Recuerdo el argumentario reiterado,
cansino, del constitucionalista para justificar el Estado Autonómico. Acercar
la Administración al contribuyente (ciudadano por aquel entonces), etiqueta que
quizás fuera un señuelo perfecto, componía la columna vertebral de su
“esfuerzo”. Aquel ardor, aquella pasión de púlpito, sedujo -como no podía ser
menos- a un español desprevenido, ansioso por conocer el sustento democrático.
Auguraban, tras casi cuarenta años de penosa andadura por un desierto
inhóspito, la tierra prometida. Percibiríamos un horizonte gozoso, cercano a
esa Jauja paradisiaca y próspera.
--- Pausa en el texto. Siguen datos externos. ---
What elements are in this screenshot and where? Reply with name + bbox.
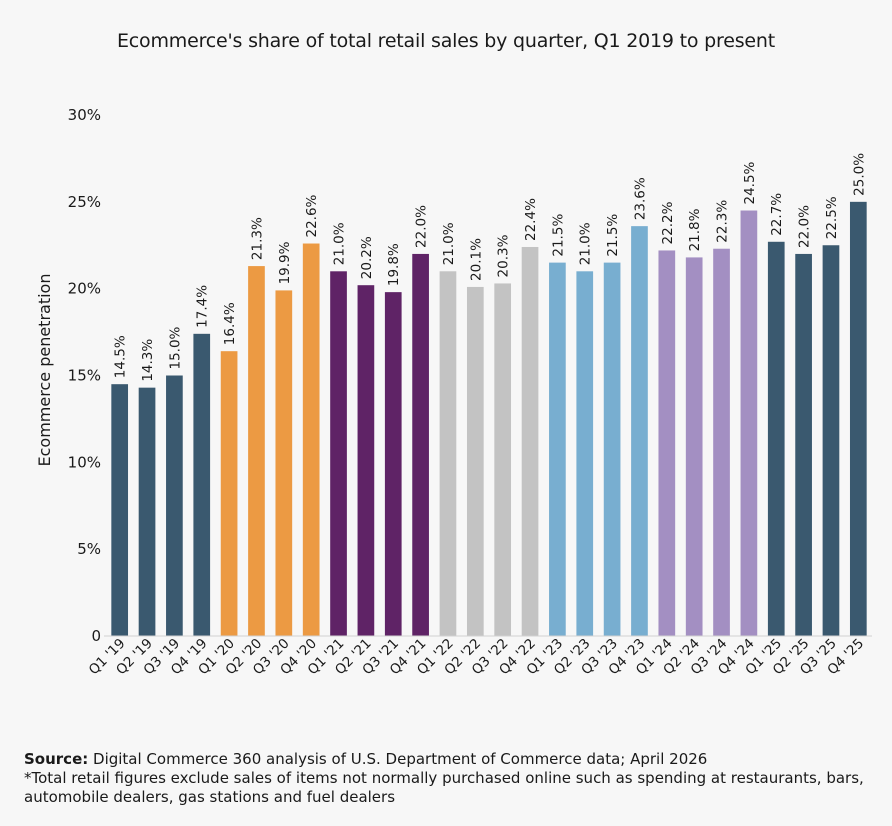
data-label: 22.5%	[824, 196, 840, 239]
y-tick-label: 30%	[68, 106, 101, 124]
bar	[193, 333, 211, 636]
data-label: 14.3%	[140, 339, 156, 382]
bar	[439, 271, 457, 636]
data-label: 22.4%	[523, 198, 539, 241]
bar	[138, 387, 156, 636]
bar	[849, 201, 867, 637]
bar	[795, 253, 812, 636]
data-label: 23.6%	[632, 177, 648, 220]
data-label: 25.0%	[851, 153, 867, 196]
y-tick-label: 25%	[68, 193, 101, 211]
data-label: 21.0%	[441, 222, 457, 265]
data-label: 14.5%	[113, 335, 129, 378]
data-label: 20.2%	[359, 236, 375, 279]
data-label: 20.1%	[468, 238, 484, 281]
bar	[576, 271, 594, 636]
bar	[220, 351, 238, 636]
bar	[631, 226, 648, 636]
y-tick-label: 10%	[68, 453, 101, 471]
bar	[494, 283, 512, 636]
bar	[330, 271, 347, 636]
bar	[111, 384, 129, 636]
data-label: 15.0%	[167, 326, 183, 369]
bar	[384, 292, 402, 636]
data-label: 21.5%	[550, 214, 566, 257]
data-label: 21.3%	[249, 217, 265, 260]
footer: Source: Digital Commerce 360 analysis of…	[24, 750, 884, 807]
bar	[713, 248, 730, 636]
bar	[740, 210, 758, 636]
data-label: 21.0%	[578, 222, 594, 265]
data-label: 21.8%	[687, 208, 703, 251]
data-label: 19.8%	[386, 243, 402, 286]
bar-chart: 0 5% 10% 15% 20% 25% 30% Ecommerce penetration…	[35, 106, 872, 679]
bars	[111, 201, 867, 637]
data-label: 21.0%	[332, 222, 348, 265]
data-label: 20.3%	[496, 234, 512, 277]
y-tick-label: 20%	[68, 280, 101, 298]
y-axis: 0 5% 10% 15% 20% 25% 30%	[68, 106, 101, 645]
source-line: Source: Digital Commerce 360 analysis of…	[24, 750, 884, 769]
bar	[521, 246, 539, 636]
data-label: 17.4%	[195, 285, 211, 328]
bar	[357, 285, 375, 636]
bar	[412, 253, 429, 636]
data-label: 16.4%	[222, 302, 238, 345]
data-label: 22.7%	[769, 193, 785, 236]
bar	[166, 375, 183, 636]
chart-title: Ecommerce's share of total retail sales …	[117, 30, 775, 52]
bar	[767, 241, 785, 636]
y-tick-label: 0	[91, 627, 101, 645]
bar	[603, 262, 621, 636]
source-text: Digital Commerce 360 analysis of U.S. De…	[88, 750, 708, 768]
y-tick-label: 5%	[77, 540, 101, 558]
data-label: 22.0%	[797, 205, 813, 248]
source-label: Source:	[24, 750, 89, 768]
bar	[466, 286, 484, 636]
bar	[685, 257, 703, 636]
bar	[275, 290, 293, 636]
data-label: 24.5%	[742, 161, 758, 204]
bar	[302, 243, 320, 636]
data-label: 22.0%	[414, 205, 430, 248]
y-axis-title: Ecommerce penetration	[35, 274, 54, 467]
data-label: 22.2%	[660, 201, 676, 244]
data-label: 22.6%	[304, 194, 320, 237]
data-label: 19.9%	[277, 241, 293, 284]
data-label: 22.3%	[715, 200, 731, 243]
data-label: 21.5%	[605, 214, 621, 257]
bar	[658, 250, 676, 636]
y-tick-label: 15%	[68, 367, 101, 385]
footnote: *Total retail figures exclude sales of i…	[24, 769, 864, 806]
bar	[248, 266, 265, 636]
data-labels: 14.5% 14.3% 15.0% 17.4% 16.4% 21.3% 19.9% 22.6%…	[113, 153, 868, 382]
bar	[549, 262, 566, 636]
bar	[822, 245, 840, 636]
Gozaríamos de unos padres de la patria
atentos y bizarros. Eso sí, nosotros seríamos sus hijos putativos. Lo aireaban
-del rey abajo- quienes ofrecían nuevos tiempos, usos y oportunidades.
Llevamos en democracia el mismo tiempo
que soportamos la dictadura. Cuatro decenios son suficientes para constatar si
las hipótesis iniciales se ajustan a la realidad que nos perfilaron o si, por el contrario, procede
revisar el conjunto a fondo. Lejos de una pareidolia bastante cotidiana, tengo
buenas razones para afirmar rotundamente que el Estado Autonómico -tal cual
está instituido- no mejora, ni mucho menos enriquece, la gestión que se oferta
al ciudadano. Al revés; diluida, codiciosa y agigantada (aunque algunos
términos parezcan contradictorios, no lo son) la institución nacional y, en el
mismo sentido, las autonómicas sumergen en el caos a un individuo poco
acostumbrado a los devaneos administrativos.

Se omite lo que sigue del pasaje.